The ATO does not require an exact figure from trustees when determining an arm’s-length fee for a service charged to the fund, according to a technical specialist.
Heffron head of education and content Lyn Formica said the regulator’s stance is clearly outlined in Law Companion Ruling 2021/2 and trustees are unlikely to trigger the non-arm’s-length expenditure rules as long as they make a reasonable attempt to arrive at an accurate figure.
“Have the parties made a reasonable attempt to work out what the arm’s-length fee would be and charge it? It doesn’t have to be perfect. The ATO has specifically said in their Law Companion Ruling [2021/2] that they are just looking for a reasonable attempt,” Formica said during a briefing held by her firm last week.
“They will not take the time to investigate funds as long as the parties have made a reasonable attempt to do the right thing. For example, if you’re looking at a fund and they paid $1500 in accounting fees and you wonder whether the going rate was really $2000, no one’s going to care.

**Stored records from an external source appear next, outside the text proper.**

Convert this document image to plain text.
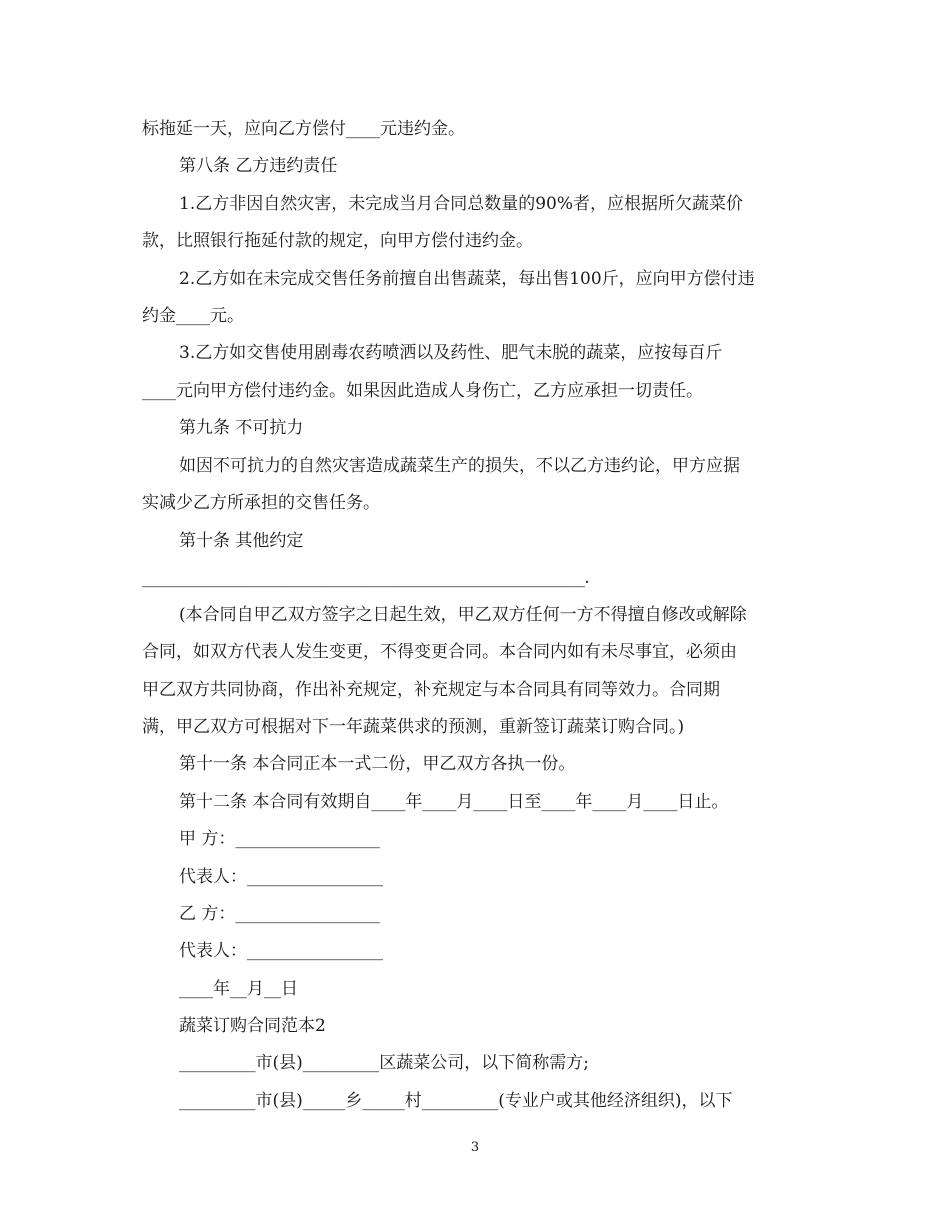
标拖延一天，应向乙方偿付____元违约金。
第八条 乙方违约责任
1.乙方非因自然灾害，未完成当月合同总数量的90%者，应根据所欠蔬菜价
款，比照银行拖延付款的规定，向甲方偿付违约金。
2.乙方如在未完成交售任务前擅自出售蔬菜，每出售100斤，应向甲方偿付违
约金____元。
3.乙方如交售使用剧毒农药喷洒以及药性、肥气未脱的蔬菜，应按每百斤
____元向甲方偿付违约金。如果因此造成人身伤亡，乙方应承担一切责任。
第九条 不可抗力
如因不可抗力的自然灾害造成蔬菜生产的损失，不以乙方违约论，甲方应据
实减少乙方所承担的交售任务。
第十条 其他约定
________________________________________________________.
(本合同自甲乙双方签字之日起生效，甲乙双方任何一方不得擅自修改或解除
合同，如双方代表人发生变更，不得变更合同。本合同内如有未尽事宜，必须由
甲乙双方共同协商，作出补充规定，补充规定与本合同具有同等效力。合同期
满，甲乙双方可根据对下一年蔬菜供求的预测，重新签订蔬菜订购合同。)
第十一条 本合同正本一式二份，甲乙双方各执一份。
第十二条 本合同有效期自____年____月____日至____年____月____日止。
甲 方：_________________
代表人：________________
乙 方：_________________
代表人：________________
____年__月__日
蔬菜订购合同范本2
_________市(县)_________区蔬菜公司，以下简称需方;
_________市(县)_____乡_____村_________(专业户或其他经济组织)，以下
3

“I think $1500 compared to $2000 would be considered a reasonable attempt, as long as we’re not suggesting that something cost zero when, in fact, it would have been a service that costs $3000.

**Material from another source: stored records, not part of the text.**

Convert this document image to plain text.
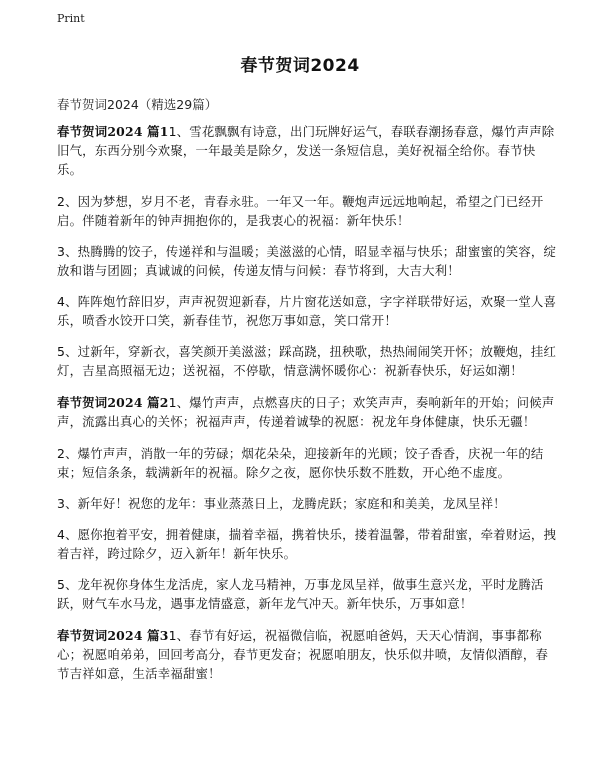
Print
春节贺词2024
春节贺词2024（精选29篇）

春节贺词2024 篇11、雪花飘飘有诗意，出门玩牌好运气，春联春潮扬春意，爆竹声声除旧气，东西分别今欢聚，一年最美是除夕，发送一条短信息，美好祝福全给你。春节快乐。

2、因为梦想，岁月不老，青春永驻。一年又一年。鞭炮声远远地响起，希望之门已经开启。伴随着新年的钟声拥抱你的，是我衷心的祝福：新年快乐！

3、热腾腾的饺子，传递祥和与温暖；美滋滋的心情，昭显幸福与快乐；甜蜜蜜的笑容，绽放和谐与团圆；真诚诚的问候，传递友情与问候：春节将到，大吉大利！

4、阵阵炮竹辞旧岁，声声祝贺迎新春，片片窗花送如意，字字祥联带好运，欢聚一堂人喜乐，喷香水饺开口笑，新春佳节，祝您万事如意，笑口常开！

5、过新年，穿新衣，喜笑颜开美滋滋；踩高跷，扭秧歌，热热闹闹笑开怀；放鞭炮，挂红灯，吉星高照福无边；送祝福，不停歇，情意满怀暖你心：祝新春快乐，好运如潮！

春节贺词2024 篇21、爆竹声声，点燃喜庆的日子；欢笑声声，奏响新年的开始；问候声声，流露出真心的关怀；祝福声声，传递着诚挚的祝愿：祝龙年身体健康，快乐无疆！

2、爆竹声声，消散一年的劳碌；烟花朵朵，迎接新年的光顾；饺子香香，庆祝一年的结束；短信条条，载满新年的祝福。除夕之夜，愿你快乐数不胜数，开心绝不虚度。

3、新年好！祝您的龙年：事业蒸蒸日上，龙腾虎跃；家庭和和美美，龙凤呈祥！

4、愿你抱着平安，拥着健康，揣着幸福，携着快乐，搂着温馨，带着甜蜜，牵着财运，拽着吉祥，跨过除夕，迈入新年！新年快乐。

5、龙年祝你身体生龙活虎，家人龙马精神，万事龙凤呈祥，做事生意兴龙，平时龙腾活跃，财气车水马龙，遇事龙情盛意，新年龙气冲天。新年快乐，万事如意！

春节贺词2024 篇31、春节有好运，祝福微信临，祝愿咱爸妈，天天心情润，事事都称心；祝愿咱弟弟，回回考高分，春节更发奋；祝愿咱朋友，快乐似井喷，友情似酒醇，春节吉祥如意，生活幸福甜蜜！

“This is one of those situations where you’re not going to get a standard, blanket answer for if the arm’s-length fee is going to be good enough.”

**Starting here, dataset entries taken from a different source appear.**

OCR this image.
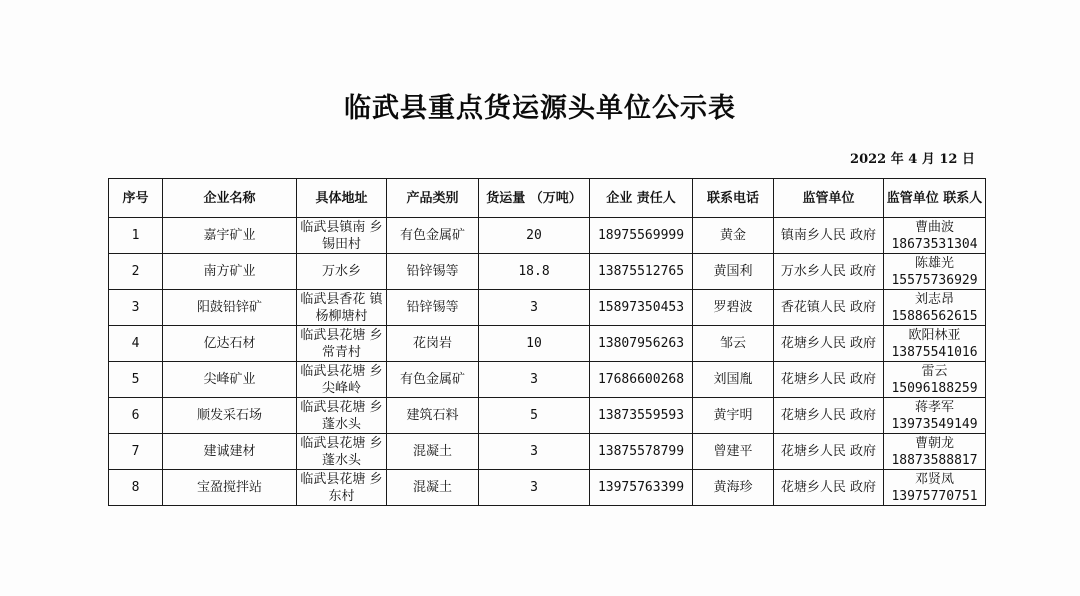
临武县重点货运源头单位公示表
2022 年 4 月 12 日
序号	企业名称	具体地址	产品类别	货运量 （万吨）	企业 责任人	联系电话	监管单位	监管单位 联系人
1	嘉宇矿业	临武县镇南 乡锡田村	有色金属矿	20	18975569999	黄金	镇南乡人民 政府	曹曲波
18673531304

2	南方矿业	万水乡	铅锌锡等	18.8	13875512765	黄国利	万水乡人民 政府	陈雄光
15575736929

3	阳鼓铅锌矿	临武县香花 镇杨柳塘村	铅锌锡等	3	15897350453	罗碧波	香花镇人民 政府	刘志昂
15886562615

4	亿达石材	临武县花塘 乡常青村	花岗岩	10	13807956263	邹云	花塘乡人民 政府	欧阳林亚
13875541016

5	尖峰矿业	临武县花塘 乡尖峰岭	有色金属矿	3	17686600268	刘国胤	花塘乡人民 政府	雷云
15096188259

6	顺发采石场	临武县花塘 乡蓬水头	建筑石料	5	13873559593	黄宇明	花塘乡人民 政府	蒋孝军
13973549149

7	建诚建材	临武县花塘 乡蓬水头	混凝土	3	13875578799	曾建平	花塘乡人民 政府	曹朝龙
18873588817

8	宝盈搅拌站	临武县花塘 乡东村	混凝土	3	13975763399	黄海珍	花塘乡人民 政府	邓贤凤
13975770751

While she pointed out this is the current compliance approach taken by the ATO in relation to general expenses of the fund, it may not always be so, as she expected the regulator to update its guidance and provide more clarity on how specific expenses may be treated.
“We don’t know all the answers yet and we are still waiting for the ATO to review and update their law companion ruling,” she noted.
“We are also waiting for them to re-engage with industry on some draft changes they had made to Taxation Ruling 2010/1. This is the ruling about what is a contribution.
“Essentially, these draft changes could potentially solve some of our problems in relation to specific expense shortfalls, but not necessarily all of them.”